Single People Have Suffered Enough. And Yet We’re Still An Afterthought

Adults living alone shouldn’t become the scapegoat, writes Marie Le Conte.

Living through a pandemic in Britain has largely felt like being halfway through a cheap, formulaic horror movie. The main characters have just survived something terrifying, the villains are seemingly gone, and it is quiet again – or is it? We know that disaster will strike again but when? And what form will it take?

Instead of creaking floorboards and the laughter of an invisible child, we have briefings from anonymous sources to national newspapers. Are you an adult living alone? Did you barely survive the first lockdown? Are you relieved that you are now allowed a support bubble, and can socialise with another household? Be afraid. Be very afraid.

More seriously – the government introduced the scheme in the summer when it became clear that forcing millions of people into complete isolation was inhumane, but it now seems they are having second thoughts – or are they?

On Sunday, the Daily Mirror reported that Health Secretary Matt Hancock was not ruling out ending support bubbles if cases kept rising. On Monday, No10 sources claimed that it would not be the case, and finally Matt Hancock confirmed support bubbles would stay, even in the event of a tougher lockdown. But who can we trust?

“The government must become better at communicating with the public.”

As an adult living alone, Hancock’s assurances are not enough. Support bubbles should never have been on the table.

I cannot begin to explain how tough I found the first lockdown; I went for days on end without talking to anyone, and frequently burst out crying for no reason at all. It is possible to be simultaneously immensely worried about the ever-rising cases and overwhelmed hospitals, while not wanting single dwellers to be unfairly punished.

If the government really wants to stop transmission, it could make sure that all but the most essential businesses stay shut, or make everyone work from home. Anecdotally, I could tell you of several acquaintances who aren’t key workers but are made to go into the office. If you want to see for yourself, I would recommend walking to your nearest estate agents, and I can nearly guarantee you will find it full.

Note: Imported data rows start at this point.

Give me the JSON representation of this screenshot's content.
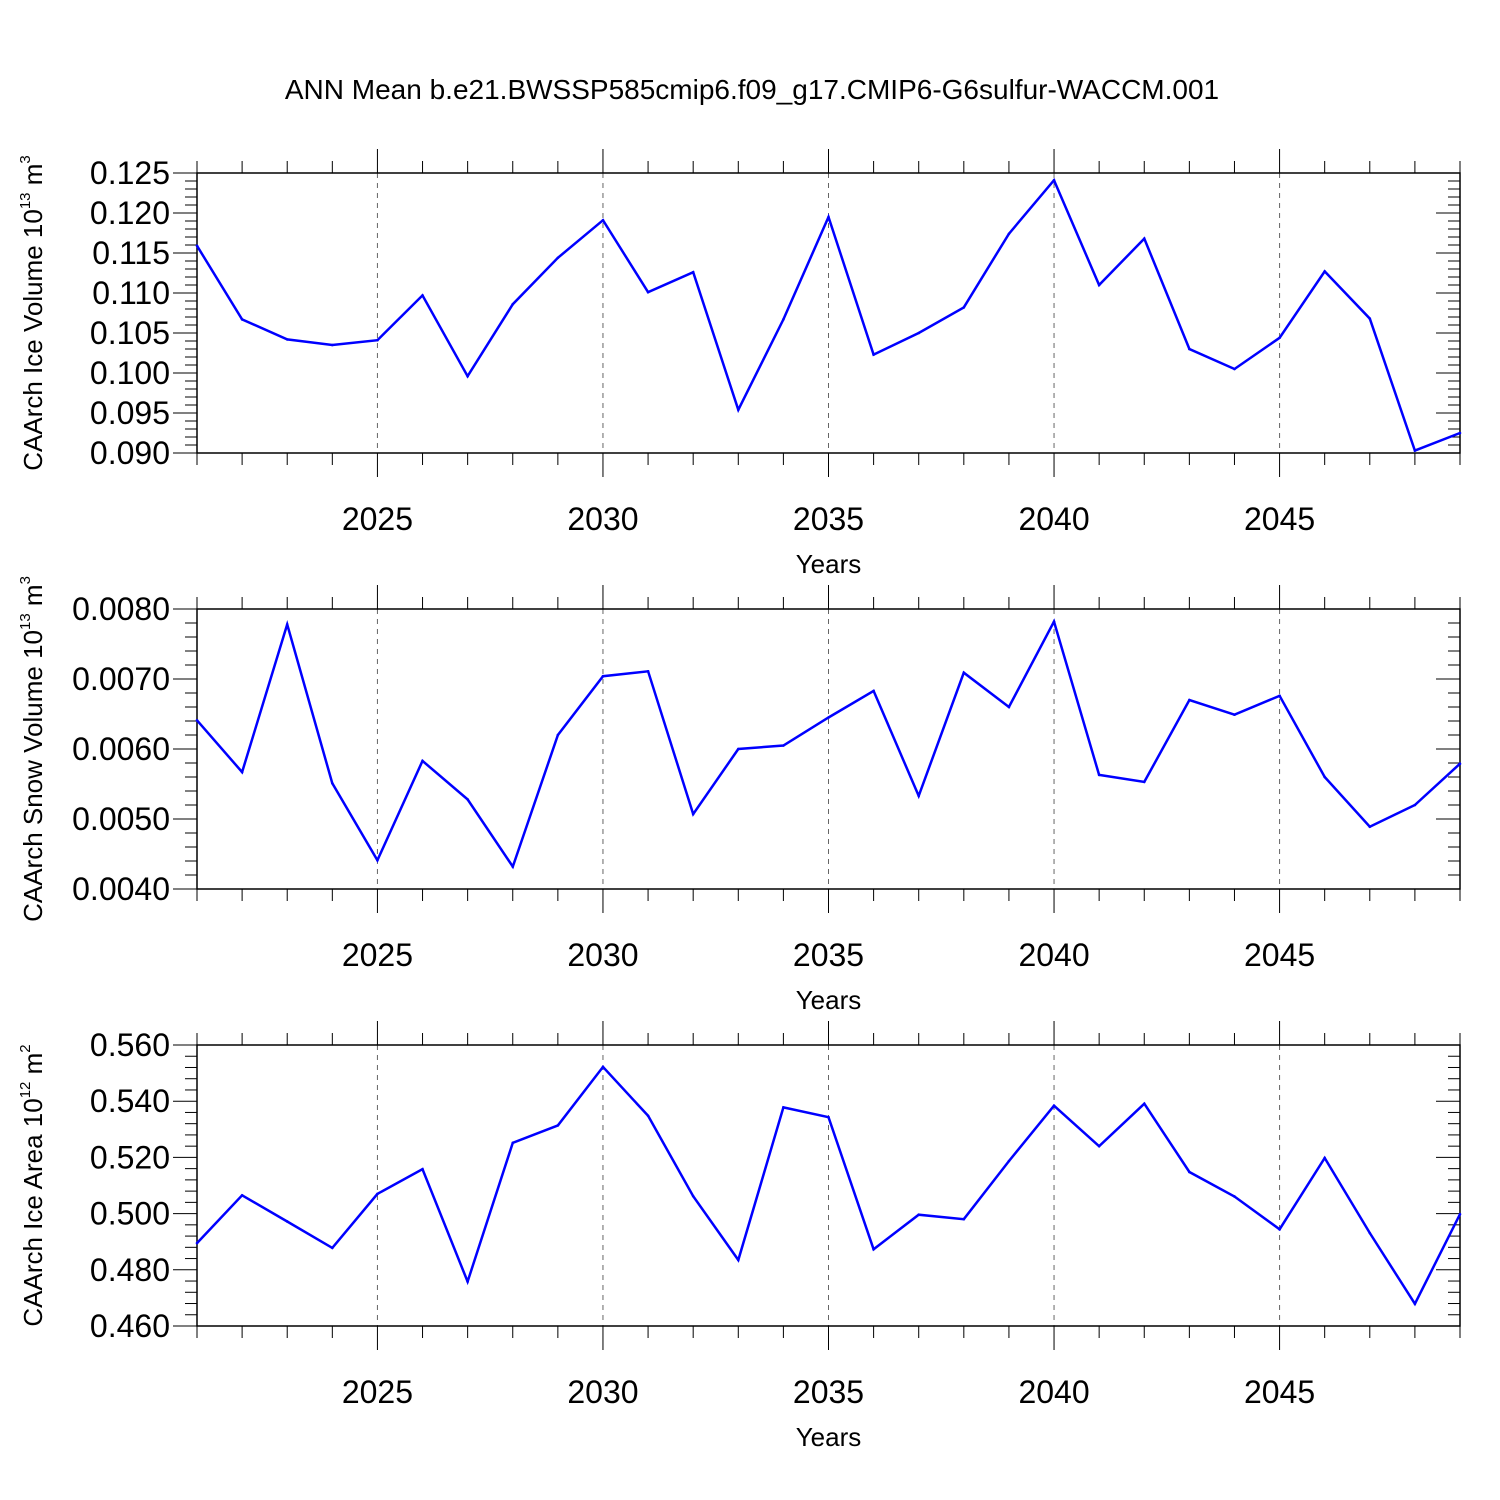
{
  "figure": {
    "title": "ANN Mean b.e21.BWSSP585cmip6.f09_g17.CMIP6-G6sulfur-WACCM.001"
  },
  "style": {
    "line_color": "#0000ff",
    "axis_color": "#000000",
    "grid_color": "#000000"
  },
  "chart_data": [
    {
      "type": "line",
      "ylabel": {
        "main": "CAArch Ice Volume 10",
        "sup1": "13",
        "mid": " m",
        "sup2": "3"
      },
      "xlabel": "Years",
      "xlim": [
        2021,
        2049
      ],
      "ylim": [
        0.09,
        0.125
      ],
      "xticks": [
        "2025",
        "2030",
        "2035",
        "2040",
        "2045"
      ],
      "yticks": [
        "0.090",
        "0.095",
        "0.100",
        "0.105",
        "0.110",
        "0.115",
        "0.120",
        "0.125"
      ],
      "x": [
        2021,
        2022,
        2023,
        2024,
        2025,
        2026,
        2027,
        2028,
        2029,
        2030,
        2031,
        2032,
        2033,
        2034,
        2035,
        2036,
        2037,
        2038,
        2039,
        2040,
        2041,
        2042,
        2043,
        2044,
        2045,
        2046,
        2047,
        2048,
        2049
      ],
      "series": [
        {
          "values": [
            0.1159,
            0.1067,
            0.1042,
            0.1035,
            0.1041,
            0.1097,
            0.0996,
            0.1086,
            0.1144,
            0.1191,
            0.1101,
            0.1126,
            0.0954,
            0.1067,
            0.1195,
            0.1023,
            0.105,
            0.1082,
            0.1174,
            0.1241,
            0.111,
            0.1168,
            0.103,
            0.1005,
            0.1044,
            0.1127,
            0.1068,
            0.0903,
            0.0925
          ]
        }
      ],
      "grid": "vertical dashed at labeled years"
    },
    {
      "type": "line",
      "ylabel": {
        "main": "CAArch Snow Volume 10",
        "sup1": "13",
        "mid": " m",
        "sup2": "3"
      },
      "xlabel": "Years",
      "xlim": [
        2021,
        2049
      ],
      "ylim": [
        0.004,
        0.008
      ],
      "xticks": [
        "2025",
        "2030",
        "2035",
        "2040",
        "2045"
      ],
      "yticks": [
        "0.0040",
        "0.0050",
        "0.0060",
        "0.0070",
        "0.0080"
      ],
      "x": [
        2021,
        2022,
        2023,
        2024,
        2025,
        2026,
        2027,
        2028,
        2029,
        2030,
        2031,
        2032,
        2033,
        2034,
        2035,
        2036,
        2037,
        2038,
        2039,
        2040,
        2041,
        2042,
        2043,
        2044,
        2045,
        2046,
        2047,
        2048,
        2049
      ],
      "series": [
        {
          "values": [
            0.00641,
            0.00567,
            0.00778,
            0.00551,
            0.00441,
            0.00583,
            0.00528,
            0.00432,
            0.0062,
            0.00704,
            0.00711,
            0.00507,
            0.006,
            0.00605,
            0.00645,
            0.00683,
            0.00533,
            0.00709,
            0.0066,
            0.00782,
            0.00563,
            0.00553,
            0.0067,
            0.00649,
            0.00676,
            0.0056,
            0.00489,
            0.0052,
            0.00579
          ]
        }
      ],
      "grid": "vertical dashed at labeled years"
    },
    {
      "type": "line",
      "ylabel": {
        "main": "CAArch Ice Area 10",
        "sup1": "12",
        "mid": " m",
        "sup2": "2"
      },
      "xlabel": "Years",
      "xlim": [
        2021,
        2049
      ],
      "ylim": [
        0.46,
        0.56
      ],
      "xticks": [
        "2025",
        "2030",
        "2035",
        "2040",
        "2045"
      ],
      "yticks": [
        "0.460",
        "0.480",
        "0.500",
        "0.520",
        "0.540",
        "0.560"
      ],
      "x": [
        2021,
        2022,
        2023,
        2024,
        2025,
        2026,
        2027,
        2028,
        2029,
        2030,
        2031,
        2032,
        2033,
        2034,
        2035,
        2036,
        2037,
        2038,
        2039,
        2040,
        2041,
        2042,
        2043,
        2044,
        2045,
        2046,
        2047,
        2048,
        2049
      ],
      "series": [
        {
          "values": [
            0.4895,
            0.5065,
            0.4972,
            0.4878,
            0.507,
            0.5158,
            0.4758,
            0.5252,
            0.5314,
            0.5522,
            0.5348,
            0.5062,
            0.4835,
            0.5378,
            0.5343,
            0.4873,
            0.4996,
            0.498,
            0.5187,
            0.5384,
            0.524,
            0.5391,
            0.5148,
            0.5061,
            0.4944,
            0.5198,
            0.4931,
            0.4679,
            0.4998
          ]
        }
      ],
      "grid": "vertical dashed at labeled years"
    }
  ]
}
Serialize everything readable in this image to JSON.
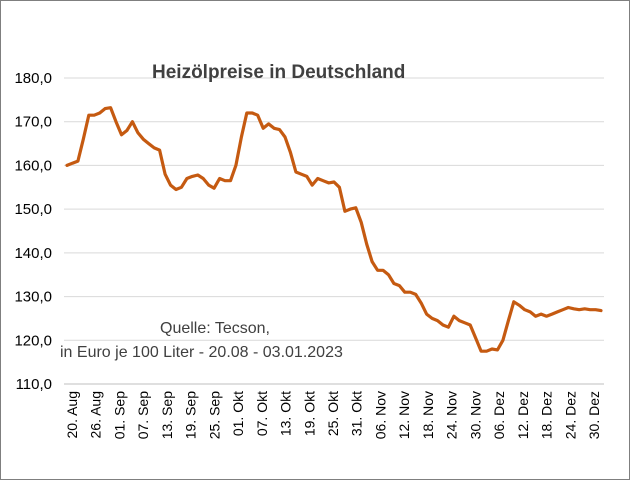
{
  "chart_data": {
    "type": "line",
    "title": "Heizölpreise in Deutschland",
    "annotation": [
      "Quelle: Tecson,",
      "in Euro je 100 Liter - 20.08 - 03.01.2023"
    ],
    "ylim": [
      110,
      180
    ],
    "yticks": [
      "110,0",
      "120,0",
      "130,0",
      "140,0",
      "150,0",
      "160,0",
      "170,0",
      "180,0"
    ],
    "ytick_values": [
      110,
      120,
      130,
      140,
      150,
      160,
      170,
      180
    ],
    "xticks": [
      "20. Aug",
      "26. Aug",
      "01. Sep",
      "07. Sep",
      "13. Sep",
      "19. Sep",
      "25. Sep",
      "01. Okt",
      "07. Okt",
      "13. Okt",
      "19. Okt",
      "25. Okt",
      "31. Okt",
      "06. Nov",
      "12. Nov",
      "18. Nov",
      "24. Nov",
      "30. Nov",
      "06. Dez",
      "12. Dez",
      "18. Dez",
      "24. Dez",
      "30. Dez"
    ],
    "grid": true,
    "color": "#c55a11",
    "series": [
      {
        "values": [
          160.0,
          160.5,
          161.0,
          166.0,
          171.5,
          171.5,
          172.0,
          173.0,
          173.2,
          170.0,
          167.0,
          168.0,
          170.0,
          167.5,
          166.0,
          165.0,
          164.0,
          163.5,
          158.0,
          155.5,
          154.5,
          155.0,
          157.0,
          157.5,
          157.8,
          157.0,
          155.5,
          154.8,
          157.0,
          156.5,
          156.5,
          160.0,
          166.5,
          172.0,
          172.0,
          171.5,
          168.5,
          169.5,
          168.5,
          168.2,
          166.5,
          163.0,
          158.5,
          158.0,
          157.5,
          155.5,
          157.0,
          156.5,
          156.0,
          156.2,
          155.0,
          149.5,
          150.0,
          150.3,
          147.0,
          142.0,
          138.0,
          136.0,
          136.0,
          135.0,
          133.0,
          132.5,
          131.0,
          131.0,
          130.5,
          128.5,
          126.0,
          125.0,
          124.5,
          123.5,
          123.0,
          125.5,
          124.5,
          124.0,
          123.5,
          120.5,
          117.5,
          117.5,
          118.0,
          117.8,
          120.0,
          124.5,
          128.8,
          128.0,
          127.0,
          126.5,
          125.5,
          126.0,
          125.5,
          126.0,
          126.5,
          127.0,
          127.5,
          127.2,
          127.0,
          127.2,
          127.0,
          127.0,
          126.8
        ]
      }
    ]
  }
}
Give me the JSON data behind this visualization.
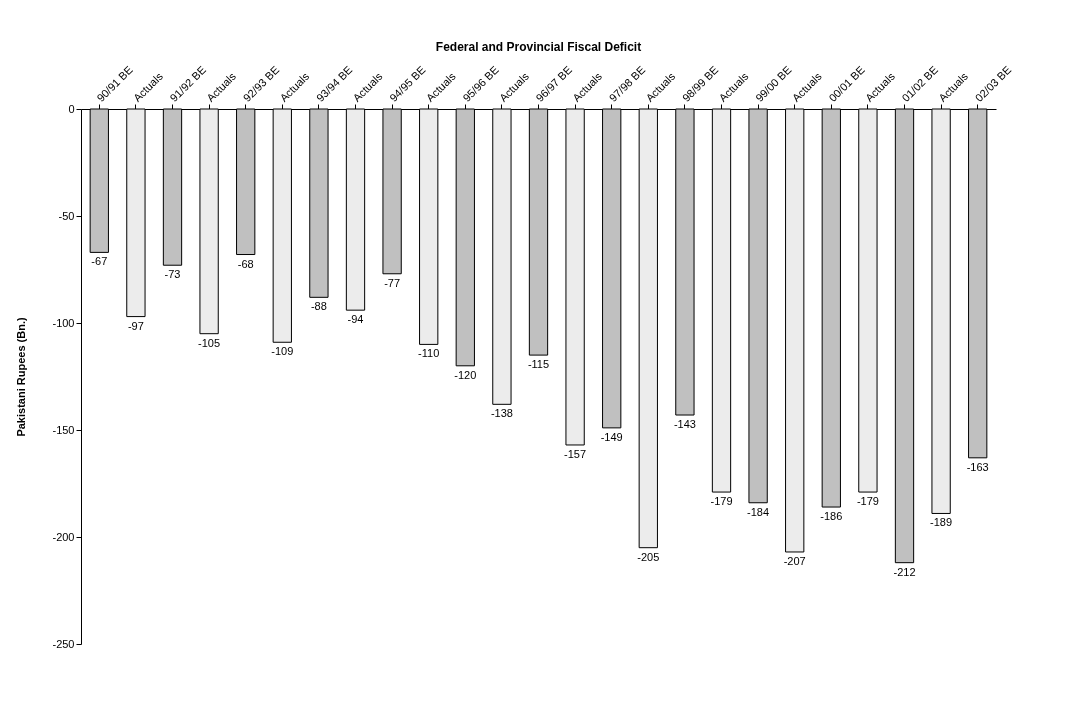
{
  "chart_data": {
    "type": "bar",
    "title": "Federal and Provincial Fiscal Deficit",
    "ylabel": "Pakistani Rupees (Bn.)",
    "categories": [
      "90/91 BE",
      "Actuals",
      "91/92 BE",
      "Actuals",
      "92/93 BE",
      "Actuals",
      "93/94 BE",
      "Actuals",
      "94/95 BE",
      "Actuals",
      "95/96 BE",
      "Actuals",
      "96/97 BE",
      "Actuals",
      "97/98 BE",
      "Actuals",
      "98/99 BE",
      "Actuals",
      "99/00 BE",
      "Actuals",
      "00/01 BE",
      "Actuals",
      "01/02 BE",
      "Actuals",
      "02/03 BE"
    ],
    "values": [
      -67,
      -97,
      -73,
      -105,
      -68,
      -109,
      -88,
      -94,
      -77,
      -110,
      -120,
      -138,
      -115,
      -157,
      -149,
      -205,
      -143,
      -179,
      -184,
      -207,
      -186,
      -179,
      -212,
      -189,
      -163
    ],
    "colors": [
      "#c0c0c0",
      "#ececec",
      "#c0c0c0",
      "#ececec",
      "#c0c0c0",
      "#ececec",
      "#c0c0c0",
      "#ececec",
      "#c0c0c0",
      "#ececec",
      "#c0c0c0",
      "#ececec",
      "#c0c0c0",
      "#ececec",
      "#c0c0c0",
      "#ececec",
      "#c0c0c0",
      "#ececec",
      "#c0c0c0",
      "#ececec",
      "#c0c0c0",
      "#ececec",
      "#c0c0c0",
      "#ececec",
      "#c0c0c0"
    ],
    "ylim": [
      -250,
      0
    ],
    "yticks": [
      -250,
      -200,
      -150,
      -100,
      -50,
      0
    ],
    "data_labels": true,
    "grid": false
  }
}
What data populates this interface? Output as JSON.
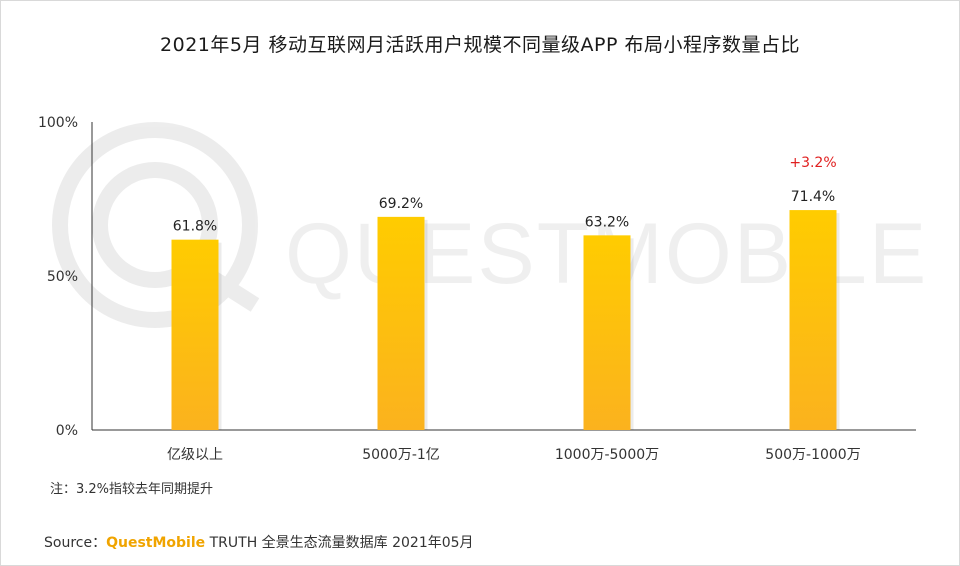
{
  "title": "2021年5月 移动互联网月活跃用户规模不同量级APP 布局小程序数量占比",
  "watermark": "QUESTMOBILE",
  "chart_data": {
    "type": "bar",
    "categories": [
      "亿级以上",
      "5000万-1亿",
      "1000万-5000万",
      "500万-1000万"
    ],
    "values": [
      61.8,
      69.2,
      63.2,
      71.4
    ],
    "data_labels": [
      "61.8%",
      "69.2%",
      "63.2%",
      "71.4%"
    ],
    "yticks": [
      "0%",
      "50%",
      "100%"
    ],
    "ylim": [
      0,
      100
    ],
    "annotations": [
      {
        "category": "500万-1000万",
        "text": "+3.2%",
        "color": "#e02020"
      }
    ],
    "bar_color_top": "#ffcc00",
    "bar_color_bottom": "#fbb21e",
    "legend": "none",
    "grid": false
  },
  "note": "注：3.2%指较去年同期提升",
  "source": {
    "label": "Source：",
    "brand": "QuestMobile",
    "text": "TRUTH 全景生态流量数据库 2021年05月"
  }
}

As unions have been desperately pointing out for months, not a single employer has been prosecuted for keeping employees in unsafe workplaces. Countless vulnerable people are still being made to go to work, at a great risk for their health, and they are largely being ignored.

If more must be done, then single adults shouldn’t become the scapegoat, merely because reversing the support bubble policy would be both easy and cheap. The days are short, the weather bleak, and our lives have been miserable for nearly a year; our mental health cannot be destroyed just so the Treasury doesn’t have to open its coffers again.

The government must also become better at communicating with the public. It may well be that this latest round of semi-announcement followed by a quasi-briefing was only a mishap, and not something that was seriously being considered.

It wouldn’t be surprising; from the way certain ministers have dismissed people going for a walk and a coffee with a friend, it does certainly seem that they do not understand the importance of social contact.

Perhaps it is because they are all married and with children; if you have people sharing a home with you, it probably sounds fanciful to want to see someone in a park on a Sunday afternoon.

Sadly, for a lot of us, it is now the only way we can talk to another human being face-to-face, which can be the one thing pulling our mental health back from the brink. As Boris Johnson is fond of telling us in his televised briefings, these are tough times for all of us, and the smallest thing can make the biggest difference.

To those on Whitehall, these two days of confusion probably felt like a storm in a teacup; to many like me, they were a nightmare. We do not deserve this endless, anxious rollercoaster; heaven knows we have enough on our plates as it is.